On Tue, Sep 06, 2022 at 02:37:47PM +0200, Florian Weimer wrote:
> > On Mon, Aug 22, 2022 at 4:01 PM Florian Weimer <fweimer@...hat.com> wrote:
> > I did some research on the 'sibcalls' you mentioned above. Feel like
> > It's a little similar to 'inline', and makes the callee use the same stack
> > frame with the caller, which obviously will influence the result of
> > '__builtin_return_address'.

Sibling calls are essentially calls that can be replaced by jumps (aka
"tail call"), without needing a separate entry point to the callee.

Different targets can have a slightly different implementation and
definition of what exactly is a sibling call, but that's the gist.

> > Hmm......but I'm not able to find any attribute to disable this optimization.
> > Do you have any ideas?
> 
> Unless something changed quite recently, GCC does not allow disabling
> the optimization with a simple attribute (which would have to apply to
> function pointers as well, not functions).

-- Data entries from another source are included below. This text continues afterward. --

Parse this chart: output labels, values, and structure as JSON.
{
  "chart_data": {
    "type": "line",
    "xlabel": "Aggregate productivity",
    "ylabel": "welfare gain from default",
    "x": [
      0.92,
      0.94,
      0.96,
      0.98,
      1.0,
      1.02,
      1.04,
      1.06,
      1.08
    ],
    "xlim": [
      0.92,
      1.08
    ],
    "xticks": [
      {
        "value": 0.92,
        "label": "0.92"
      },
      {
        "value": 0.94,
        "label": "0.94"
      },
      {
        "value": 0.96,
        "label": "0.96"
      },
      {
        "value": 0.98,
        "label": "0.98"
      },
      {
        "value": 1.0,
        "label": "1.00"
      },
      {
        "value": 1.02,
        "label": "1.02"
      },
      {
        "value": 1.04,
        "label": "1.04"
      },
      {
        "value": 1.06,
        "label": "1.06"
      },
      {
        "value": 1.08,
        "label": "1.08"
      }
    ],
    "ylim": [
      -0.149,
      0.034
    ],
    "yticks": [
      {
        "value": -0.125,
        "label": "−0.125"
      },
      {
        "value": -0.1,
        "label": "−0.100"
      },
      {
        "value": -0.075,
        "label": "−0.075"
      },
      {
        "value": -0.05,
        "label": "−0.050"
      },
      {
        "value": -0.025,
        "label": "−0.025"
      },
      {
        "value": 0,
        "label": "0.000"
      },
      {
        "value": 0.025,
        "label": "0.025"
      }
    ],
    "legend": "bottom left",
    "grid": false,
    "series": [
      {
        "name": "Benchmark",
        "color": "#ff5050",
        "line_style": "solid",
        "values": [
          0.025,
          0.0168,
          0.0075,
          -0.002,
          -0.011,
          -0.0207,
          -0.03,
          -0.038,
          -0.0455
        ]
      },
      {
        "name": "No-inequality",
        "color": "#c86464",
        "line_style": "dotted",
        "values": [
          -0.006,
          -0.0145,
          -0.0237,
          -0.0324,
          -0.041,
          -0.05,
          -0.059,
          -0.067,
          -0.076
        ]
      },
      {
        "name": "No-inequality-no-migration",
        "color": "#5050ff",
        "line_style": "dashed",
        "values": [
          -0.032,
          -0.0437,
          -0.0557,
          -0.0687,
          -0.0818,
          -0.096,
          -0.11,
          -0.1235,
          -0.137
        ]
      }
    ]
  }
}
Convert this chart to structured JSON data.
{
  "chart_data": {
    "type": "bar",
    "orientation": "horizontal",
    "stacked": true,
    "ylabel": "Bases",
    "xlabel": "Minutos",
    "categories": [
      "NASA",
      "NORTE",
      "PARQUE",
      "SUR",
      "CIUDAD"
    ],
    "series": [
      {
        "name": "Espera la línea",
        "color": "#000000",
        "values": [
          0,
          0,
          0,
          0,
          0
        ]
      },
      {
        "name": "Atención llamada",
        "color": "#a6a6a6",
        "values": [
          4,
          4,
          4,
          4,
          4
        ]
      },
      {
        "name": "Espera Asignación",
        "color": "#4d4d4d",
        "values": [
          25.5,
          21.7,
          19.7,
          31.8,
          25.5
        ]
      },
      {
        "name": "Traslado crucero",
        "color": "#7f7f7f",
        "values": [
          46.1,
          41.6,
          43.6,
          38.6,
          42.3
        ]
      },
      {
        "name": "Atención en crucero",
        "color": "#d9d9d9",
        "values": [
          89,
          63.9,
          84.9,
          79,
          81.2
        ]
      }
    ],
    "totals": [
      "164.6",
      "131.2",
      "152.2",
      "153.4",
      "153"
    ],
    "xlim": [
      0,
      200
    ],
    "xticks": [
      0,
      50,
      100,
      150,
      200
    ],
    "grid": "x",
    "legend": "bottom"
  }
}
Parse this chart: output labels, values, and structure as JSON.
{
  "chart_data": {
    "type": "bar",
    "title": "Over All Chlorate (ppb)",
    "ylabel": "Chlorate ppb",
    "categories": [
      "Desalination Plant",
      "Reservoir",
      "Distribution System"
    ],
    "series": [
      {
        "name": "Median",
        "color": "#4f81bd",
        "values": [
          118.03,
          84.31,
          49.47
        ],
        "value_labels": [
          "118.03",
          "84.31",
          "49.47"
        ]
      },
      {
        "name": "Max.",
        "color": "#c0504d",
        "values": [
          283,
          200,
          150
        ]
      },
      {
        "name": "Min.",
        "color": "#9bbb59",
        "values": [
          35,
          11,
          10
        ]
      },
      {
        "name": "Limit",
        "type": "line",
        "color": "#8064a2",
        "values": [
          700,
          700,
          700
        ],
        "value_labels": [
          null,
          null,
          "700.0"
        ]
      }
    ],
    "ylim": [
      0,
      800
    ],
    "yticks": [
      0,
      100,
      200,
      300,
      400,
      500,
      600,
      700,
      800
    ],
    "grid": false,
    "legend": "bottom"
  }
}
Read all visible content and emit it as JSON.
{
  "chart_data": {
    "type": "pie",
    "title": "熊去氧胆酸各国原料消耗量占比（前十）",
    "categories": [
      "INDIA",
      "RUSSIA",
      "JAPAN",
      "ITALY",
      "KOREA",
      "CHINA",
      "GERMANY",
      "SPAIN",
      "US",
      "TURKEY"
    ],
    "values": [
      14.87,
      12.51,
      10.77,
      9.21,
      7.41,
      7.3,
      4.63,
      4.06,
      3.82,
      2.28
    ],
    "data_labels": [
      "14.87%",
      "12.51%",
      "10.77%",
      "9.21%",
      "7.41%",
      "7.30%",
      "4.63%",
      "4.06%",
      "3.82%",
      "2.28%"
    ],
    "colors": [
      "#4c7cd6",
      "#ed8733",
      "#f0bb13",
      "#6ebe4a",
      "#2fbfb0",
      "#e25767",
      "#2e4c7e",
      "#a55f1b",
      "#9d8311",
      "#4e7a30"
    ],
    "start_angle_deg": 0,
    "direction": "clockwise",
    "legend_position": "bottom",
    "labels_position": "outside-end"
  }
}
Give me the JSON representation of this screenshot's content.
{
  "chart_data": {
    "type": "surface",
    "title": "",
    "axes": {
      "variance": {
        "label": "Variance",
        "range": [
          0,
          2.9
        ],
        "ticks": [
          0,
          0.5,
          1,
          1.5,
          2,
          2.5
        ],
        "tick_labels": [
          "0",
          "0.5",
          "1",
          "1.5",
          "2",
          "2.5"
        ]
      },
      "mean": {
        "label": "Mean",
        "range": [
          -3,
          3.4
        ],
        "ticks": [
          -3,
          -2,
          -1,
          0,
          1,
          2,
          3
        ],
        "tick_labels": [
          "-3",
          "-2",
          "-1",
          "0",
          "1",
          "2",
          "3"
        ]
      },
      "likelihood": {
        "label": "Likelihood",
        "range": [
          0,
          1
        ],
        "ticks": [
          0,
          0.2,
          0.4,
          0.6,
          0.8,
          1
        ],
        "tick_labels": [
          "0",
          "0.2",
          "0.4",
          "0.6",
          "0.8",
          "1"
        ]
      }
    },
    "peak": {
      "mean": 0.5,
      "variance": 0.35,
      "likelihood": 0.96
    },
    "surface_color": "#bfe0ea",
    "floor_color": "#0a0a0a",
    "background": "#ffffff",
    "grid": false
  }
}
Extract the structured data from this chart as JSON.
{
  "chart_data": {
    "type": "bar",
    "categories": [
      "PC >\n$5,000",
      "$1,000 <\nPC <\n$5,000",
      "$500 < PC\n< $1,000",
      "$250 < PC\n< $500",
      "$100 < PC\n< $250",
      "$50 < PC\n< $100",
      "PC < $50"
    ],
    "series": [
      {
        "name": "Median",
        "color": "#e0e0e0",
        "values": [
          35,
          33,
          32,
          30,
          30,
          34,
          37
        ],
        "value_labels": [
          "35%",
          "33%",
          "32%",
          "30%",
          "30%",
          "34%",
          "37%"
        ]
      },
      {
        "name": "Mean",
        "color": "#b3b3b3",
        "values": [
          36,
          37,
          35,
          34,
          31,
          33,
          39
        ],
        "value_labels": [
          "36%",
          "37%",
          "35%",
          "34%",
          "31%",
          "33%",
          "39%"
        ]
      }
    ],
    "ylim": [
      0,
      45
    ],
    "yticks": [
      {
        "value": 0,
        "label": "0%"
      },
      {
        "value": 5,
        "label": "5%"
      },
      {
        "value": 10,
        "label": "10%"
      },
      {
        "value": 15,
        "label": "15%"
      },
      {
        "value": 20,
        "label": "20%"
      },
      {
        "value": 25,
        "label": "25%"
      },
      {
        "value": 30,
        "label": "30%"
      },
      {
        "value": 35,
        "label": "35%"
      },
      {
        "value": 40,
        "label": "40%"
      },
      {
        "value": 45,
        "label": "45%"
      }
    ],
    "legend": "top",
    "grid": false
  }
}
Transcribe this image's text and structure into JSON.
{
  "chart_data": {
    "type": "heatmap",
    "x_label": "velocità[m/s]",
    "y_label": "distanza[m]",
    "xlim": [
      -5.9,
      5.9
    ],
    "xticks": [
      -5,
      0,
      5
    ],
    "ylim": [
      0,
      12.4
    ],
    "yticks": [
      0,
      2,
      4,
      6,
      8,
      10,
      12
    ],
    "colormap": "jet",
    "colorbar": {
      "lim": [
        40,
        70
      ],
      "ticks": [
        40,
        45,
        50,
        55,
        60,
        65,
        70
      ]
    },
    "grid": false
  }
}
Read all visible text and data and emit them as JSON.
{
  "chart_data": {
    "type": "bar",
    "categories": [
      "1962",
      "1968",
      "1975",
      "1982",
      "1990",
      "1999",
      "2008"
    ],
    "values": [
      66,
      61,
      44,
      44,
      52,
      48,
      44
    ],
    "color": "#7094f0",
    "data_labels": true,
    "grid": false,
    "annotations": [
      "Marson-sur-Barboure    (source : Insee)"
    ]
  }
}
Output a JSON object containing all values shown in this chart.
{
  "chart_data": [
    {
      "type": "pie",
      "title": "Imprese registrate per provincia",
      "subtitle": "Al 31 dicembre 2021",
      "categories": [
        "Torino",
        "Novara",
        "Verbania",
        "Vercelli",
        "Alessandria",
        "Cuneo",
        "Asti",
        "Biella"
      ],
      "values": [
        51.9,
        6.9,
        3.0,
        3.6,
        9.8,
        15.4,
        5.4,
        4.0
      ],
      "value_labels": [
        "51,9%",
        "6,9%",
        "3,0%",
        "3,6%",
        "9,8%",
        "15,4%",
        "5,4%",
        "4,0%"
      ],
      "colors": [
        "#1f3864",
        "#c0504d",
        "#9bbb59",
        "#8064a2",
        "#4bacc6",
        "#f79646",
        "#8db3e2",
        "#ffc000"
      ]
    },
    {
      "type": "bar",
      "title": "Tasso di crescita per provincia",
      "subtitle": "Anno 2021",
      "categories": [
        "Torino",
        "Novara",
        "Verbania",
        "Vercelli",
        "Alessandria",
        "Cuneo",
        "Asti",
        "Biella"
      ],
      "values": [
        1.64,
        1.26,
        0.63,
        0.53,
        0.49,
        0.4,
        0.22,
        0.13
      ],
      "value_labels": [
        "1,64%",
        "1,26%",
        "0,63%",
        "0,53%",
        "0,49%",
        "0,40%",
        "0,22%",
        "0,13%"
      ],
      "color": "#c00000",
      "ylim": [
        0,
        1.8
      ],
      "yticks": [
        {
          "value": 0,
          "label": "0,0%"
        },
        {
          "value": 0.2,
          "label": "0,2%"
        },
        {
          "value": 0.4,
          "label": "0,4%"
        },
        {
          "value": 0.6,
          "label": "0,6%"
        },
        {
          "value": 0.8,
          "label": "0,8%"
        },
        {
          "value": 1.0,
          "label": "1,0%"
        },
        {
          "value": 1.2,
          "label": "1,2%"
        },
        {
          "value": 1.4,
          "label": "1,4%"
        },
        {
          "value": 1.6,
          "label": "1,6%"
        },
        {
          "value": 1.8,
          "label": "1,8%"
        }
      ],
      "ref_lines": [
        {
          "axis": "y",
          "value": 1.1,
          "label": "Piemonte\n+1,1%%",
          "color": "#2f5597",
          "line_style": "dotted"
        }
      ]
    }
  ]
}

It isn't specified what a sibling call exactly *is*, certainly not on C
level (only in the generated machine code), and the details differs per
target.

> asm ("") barriers that move
> out a call out of the tail position are supposed to prevent the
> optimization.

Not just "supposed": they work 100%.  The asm has to stay after the
function call by the fundamental rules of C (the function call having a
sequence point, and the asm a side effect).


void g(void);
void f(void)
{
	g();		// This can not be optimised to a jump...
	asm("");	// ... because it has to stay before this.